Et au risque de passer pour un extrémiste (après tout, mieux vaut un excès de prudence que l'inverse), je me permettrai d'insister sur le fait que ce conseil est tout aussi valable pour un couteau en cours d'utilisation: je ne compte plus le nombre de fois où, débitant mes cartons sur le parking de la déchetterie, je me suis piqué le doigt en voulant faire l'économie d'un repliage-dépliage de lame entre deux coupes, gardant le couteau ouvert à la main tandis que je m'efforçais d'empiler les lamelles fraichement découpées.
Chacun est juge du caractère superflu de cette pratique mais, à titre personnel, j'encourage fortement quiconque à replier son couteau pliant à la seconde où ses mains sont requises pour une autre tâche (empilage de cartons fraichement débités, pose d'une bouture sur une tige tout juste écorchée, confection d'un nœud sur une corde qui vient d'être coupée...) même -surtout- si le susdit couteau reste dans la main en vue d'un usage imminent.
C'est en tout cas la principale raison pour laquelle j'ai une affection toute particulière pour les mécanismes d'ouverture et de verrouillage faciles et rapides à manipuler. Les Crossbar Locks, en l'occurrence, excellent dans cet exercice et il est très facile, avec un couteau qui en est équipé, d'apprivoiser la routine "dépliage, coupe, repliage" et même d'y prendre un certain plaisir.
Pour les fixes, la routine équivalente "dégainage, coupe, rengainage" est plus laborieuse et un rangement systématique dans l'étui peut sembler inutilement chronophage, aussi je me contente (lorsque je sais une utilisation future imminente) de le poser simplement à portée de main pour les quelques secondes où il ne me sera pas utile.

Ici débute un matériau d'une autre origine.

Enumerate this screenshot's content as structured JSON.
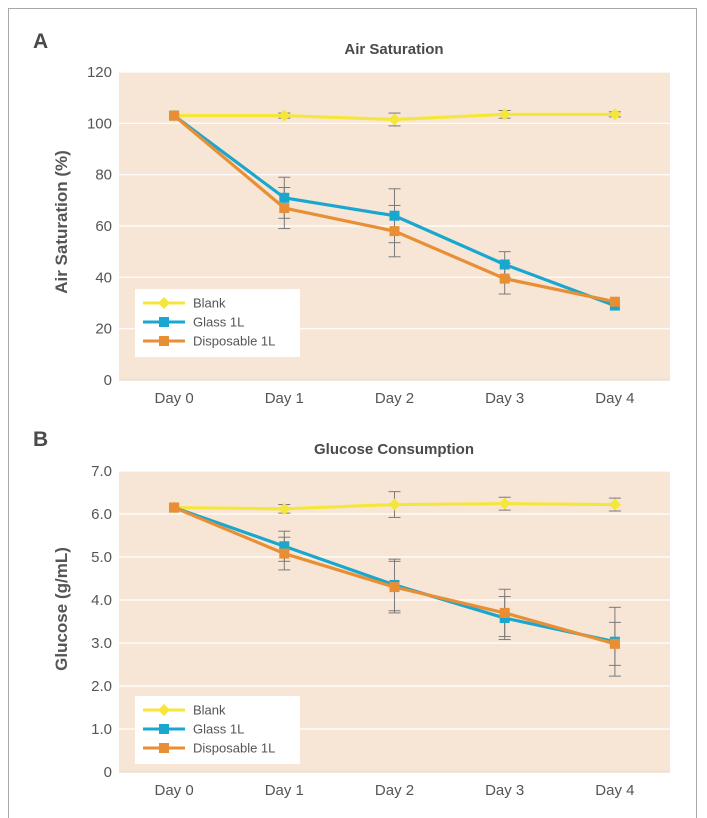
{
  "chart_data": [
    {
      "panel": "A",
      "type": "line",
      "title": "Air Saturation",
      "xlabel": "",
      "ylabel": "Air Saturation (%)",
      "categories": [
        "Day 0",
        "Day 1",
        "Day 2",
        "Day 3",
        "Day 4"
      ],
      "ylim": [
        0,
        120
      ],
      "yticks": [
        "0",
        "20",
        "40",
        "60",
        "80",
        "100",
        "120"
      ],
      "grid": true,
      "legend_position": "bottom-left",
      "series": [
        {
          "name": "Blank",
          "color": "#f5e63c",
          "marker": "diamond",
          "values": [
            103,
            103,
            101.5,
            103.5,
            103.5
          ],
          "error": [
            0,
            1,
            2.5,
            1.5,
            1
          ]
        },
        {
          "name": "Glass 1L",
          "color": "#1aa7cf",
          "marker": "square",
          "values": [
            103,
            71,
            64,
            45,
            29
          ],
          "error": [
            0,
            8,
            10.5,
            5,
            0
          ]
        },
        {
          "name": "Disposable 1L",
          "color": "#e88f36",
          "marker": "square",
          "values": [
            103,
            67,
            58,
            39.5,
            30.5
          ],
          "error": [
            0,
            8,
            10,
            6,
            0
          ]
        }
      ]
    },
    {
      "panel": "B",
      "type": "line",
      "title": "Glucose Consumption",
      "xlabel": "",
      "ylabel": "Glucose (g/mL)",
      "categories": [
        "Day 0",
        "Day 1",
        "Day 2",
        "Day 3",
        "Day 4"
      ],
      "ylim": [
        0,
        7
      ],
      "yticks": [
        "0",
        "1.0",
        "2.0",
        "3.0",
        "4.0",
        "5.0",
        "6.0",
        "7.0"
      ],
      "grid": true,
      "legend_position": "bottom-left",
      "series": [
        {
          "name": "Blank",
          "color": "#f5e63c",
          "marker": "diamond",
          "values": [
            6.15,
            6.12,
            6.22,
            6.24,
            6.22
          ],
          "error": [
            0,
            0.1,
            0.3,
            0.15,
            0.15
          ]
        },
        {
          "name": "Glass 1L",
          "color": "#1aa7cf",
          "marker": "square",
          "values": [
            6.15,
            5.25,
            4.35,
            3.58,
            3.03
          ],
          "error": [
            0,
            0.35,
            0.6,
            0.5,
            0.8
          ]
        },
        {
          "name": "Disposable 1L",
          "color": "#e88f36",
          "marker": "square",
          "values": [
            6.15,
            5.08,
            4.3,
            3.7,
            2.98
          ],
          "error": [
            0,
            0.38,
            0.6,
            0.55,
            0.5
          ]
        }
      ]
    }
  ]
}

Dans les deux cas, la règle d'or est: lorsque l'on tient en main un couteau prêt à servir, on ne doit rien faire d'autre que s'en servir.
L'idée de faire ses lacets tout en tenant un couteau ouvert semble saugrenue, mais illustre hélas beaucoup de situations involontaires.
Évidemment, en usage alimentaire ou culinaire, le seuil de tolérance est beaucoup plus élevé: il n'est pas question de remiser son couteau de chef au fond du tiroir entre chaque oignon, tout comme on n'attend pas d'un convive qu'il range son couteau de table entre deux tranches de côte de bœuf. Il va toutefois sans dire qu'aussitôt son office accompli, un couteau de cuisine/de table n'a sa place que dans le rangement qui lui est réservé.
Au risque de me confondre dans l'évidence, il me semble opportun de préciser qu'un couteau est UNIQUEMENT conçu pour couper. Je n'ai pas dit "principalement", mais bel et bien "uniquement".
A moins d'être doté d'accessoires spécifiquement destinés à cet effet, un couteau n'a pas pour vocation de se substituer à un tournevis, un pied de biche, un marteau ou une cuillère, et il est parfaitement légitime de manifester sa désapprobation quand un proche vous demande:
"T'aurais pas un tournevis... ou un petit couteau pointu?"
Toute utilisation ainsi détournée d'un couteau aboutit tôt ou tard à la détérioration du susdit couteau dans le meilleur des cas, la détérioration de son utilisateur dans le pire des cas.
Alors pour éviter les regrets évitables, traitons les couteaux avec respect et ne leur faisons pas porter des responsabilités pour lesquelles ils n'ont pas été conçus.
Question à mille points: comment rattrape-t-on un couteau ouvert/dégainé qui tombe à terre?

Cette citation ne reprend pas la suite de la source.